PENDAHULUAN
Cacing nipah (Namalycastis rhodochorde) telah dimanfaatkan oleh masyarakat Kota Pontianak sebagai umpan untuk memancing ikan dan udang. Cacing ini dijual di pasar-pasar tradisional dengan harga relatif tinggi. Harga satu ekor cacing nipah hidup Rp 6.000-25.000 per ekor dengan berat antara 5-50 g. Karakteristik cacing nipah yang khas adalah warnanya merah muda dan panjang tubuh saat meregang dapat mencapai 250 cm (Junardi 2008). Cacing ini termasuk spesies yang baru diketahui (new species) dalam kelas polychaeta (Glasby et al. 2007).
Cacing nipah diambil langsung oleh petani pengumpul dengan cara menggali dari habitatnya di kawasan hutan nipah yang mendominasi komunitas mangrove muara Sungai Kakap. Pengambilan cacing nipah sangat intensif, seiring dengan tingginya konversi hutan mangrove. Hutan mangrove Sungai Kakap saat ini sebagian mulai dialihfungsikan untuk berbagai kepentingan antara lain pemukiman, ladang penduduk, dan industri. Hal ini dikhawatirkan akan menyebabkan menurunnya populasi cacing nipah, sementara itu pontensi lain cacing ini belum diketahui. Budidaya adalah upaya yang tepat untuk mencegah pengambilan berlebih cacing nipah di alam. Aspek biologi reproduksi sangat penting sebagai landasan pengetahuan dalam budidaya (Olive 1999).
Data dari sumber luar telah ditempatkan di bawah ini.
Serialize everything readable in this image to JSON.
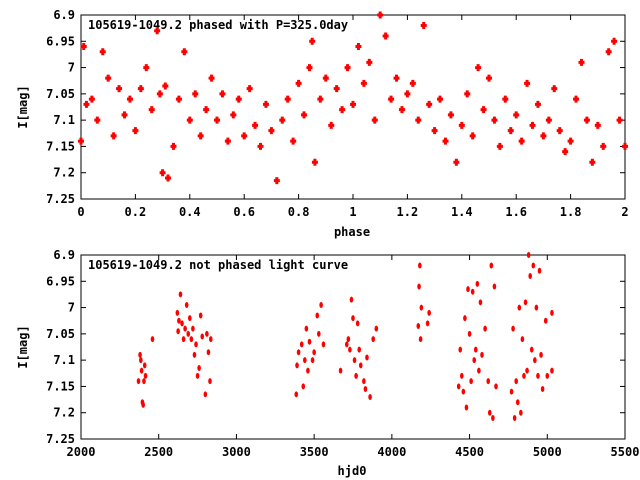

Keberhasilan budidaya sangat ditentukan oleh teknik produksi massal larva dan cacing muda. Kunci keberhasilan teknik ini sangat ditentukan oleh ketepatan dalam menentukan tahapan pembentukan gamet atau gametogenesis sehingga dapat ditetapkan kapan waktu terbaik untuk melakukan fertilisasi artifisial.